What is the output of the below program?
#include<stdio.h>
int main()
{
int a=2,b=4,c=3,d=0,x,y;
x= (a=0) && (b=7);
y=(c=5) || (d=0);
printf("a=%d,b=%d,c=%d,d=%d,x=%d,y=%d\n",a,b,c,d,x,y);
x=(a==0) && (b=10);
y=(c==6) || (d=5);
printf("a=%d,b=%d,c=%d,d=%d,x=%d,y=%d\n", a,b,c,d,x,y);
}
Right Answer.
1) Initially, a=2,b=4,c=3,d=0,x = garbage,y = garbage;
2) x= (a=0) && (b=7);
a = 0 means '0' assigned to 'a' and it is false. As a = 0 gives false, b = 7 will not be executed. Because for logical AND operation, if the first condition is "false" then the result will be "false" always.
x= (a=0) && (b=7) = false = 0
Now, a=0,b=4,c=3,d=0,x = 0,y = garbage.
3) y=(c=5) || (d=0);
c = 5, '5' is assigned to 'c' and the condition will be true. d = 0, '0' is assigned to 'd', and condition will be false.
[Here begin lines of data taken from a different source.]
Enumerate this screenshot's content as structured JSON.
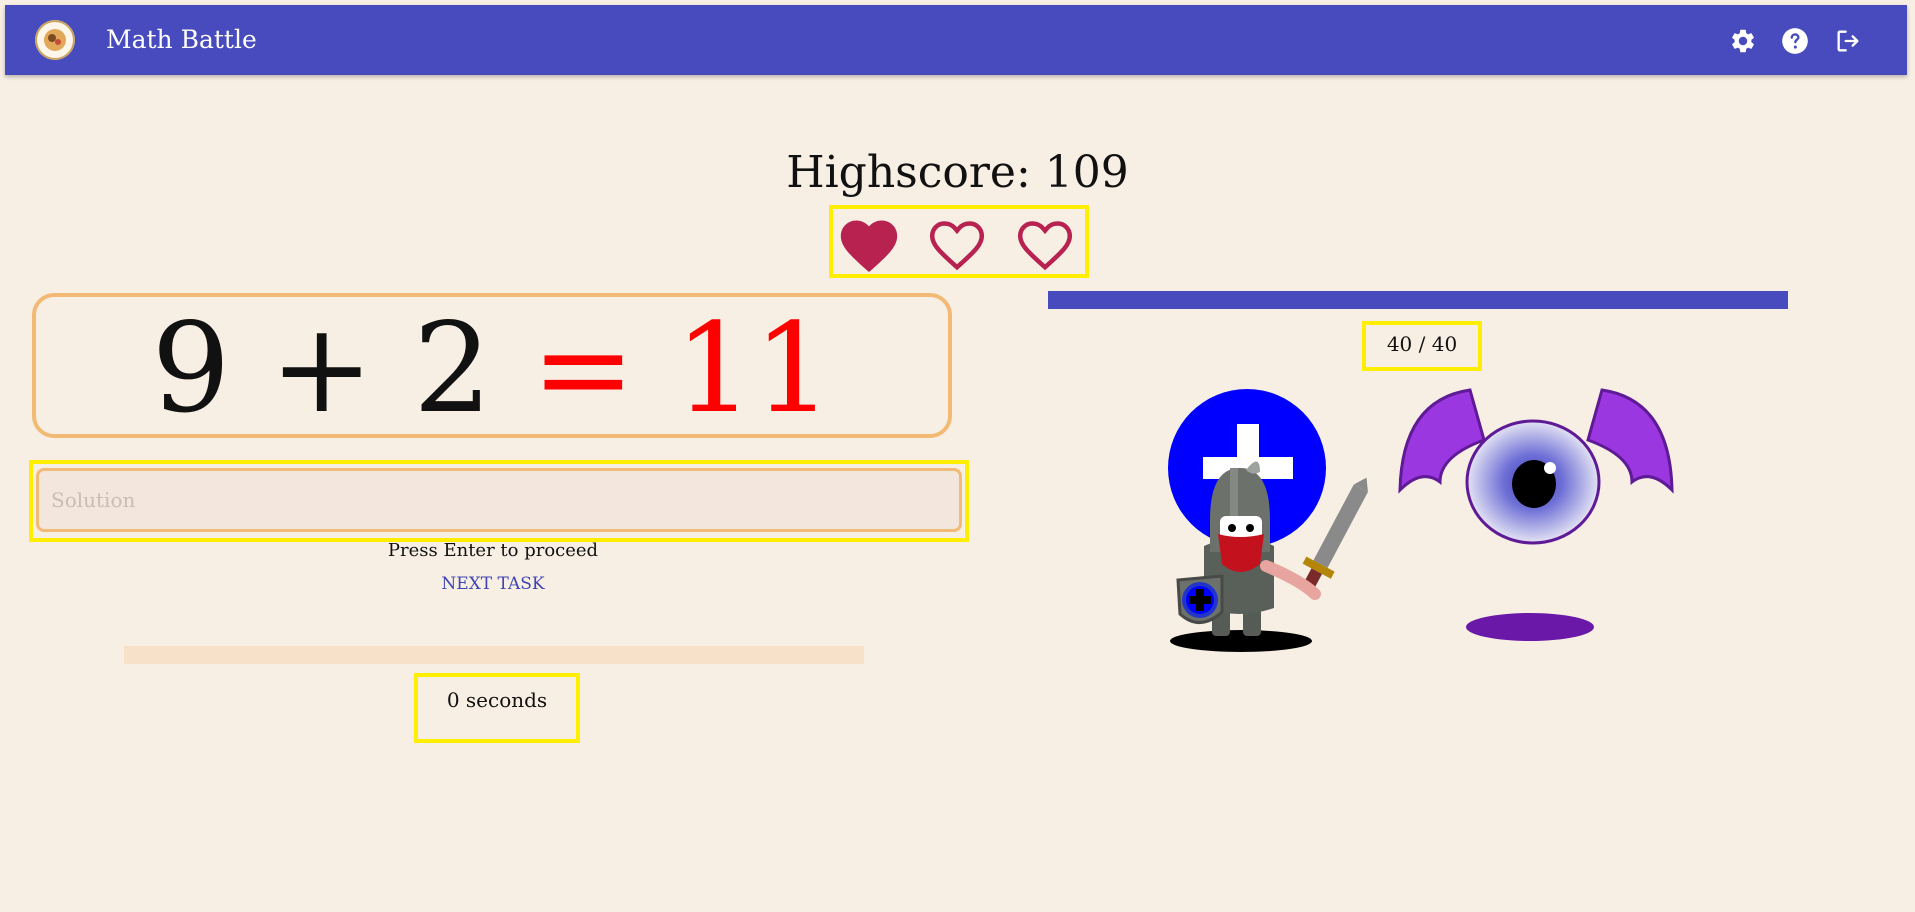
{
  "app": {
    "title": "Math Battle"
  },
  "toolbar": {
    "settings_icon": "gear-icon",
    "help_icon": "help-circle-icon",
    "logout_icon": "logout-icon"
  },
  "game": {
    "highscore_label": "Highscore:",
    "highscore_value": "109",
    "lives": {
      "total": 3,
      "filled": 1
    },
    "equation": {
      "operand_a": "9",
      "operator": "+",
      "operand_b": "2",
      "equals": "=",
      "answer": "11"
    },
    "solution": {
      "placeholder": "Solution",
      "value": ""
    },
    "hint": "Press Enter to proceed",
    "next_task_label": "NEXT TASK",
    "timer": {
      "text": "0 seconds",
      "progress": 0
    },
    "monster": {
      "hp_text": "40 / 40",
      "hp_fraction": 1.0
    }
  },
  "colors": {
    "appbar": "#474bbd",
    "background": "#f8efe4",
    "heart": "#b72250",
    "answer": "#ff0000",
    "highlight": "#ffee00",
    "card_border": "#f2ba74"
  }
}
y=(c=5) || (d=0) = true || false =. true = 1;
Now, a=0,b=4,c=5,d=0,x = 0,y = 1.
First, printf o/p will be: a=0,b=4,c=5,d=0,x=0,y=1
4) x=(a==0) && (b=10) = true && true = true = 1
Now, a=0,b=10,c=5,d=0,x=1,y=1
5) y=(c==6) || (d=5) = false || true = true = 1
Now, a=0,b=10,c=5,d=5,x=1,y=1
For the second printf o/p will be: a=0,b=10,c=5,d=5,x=1,y=1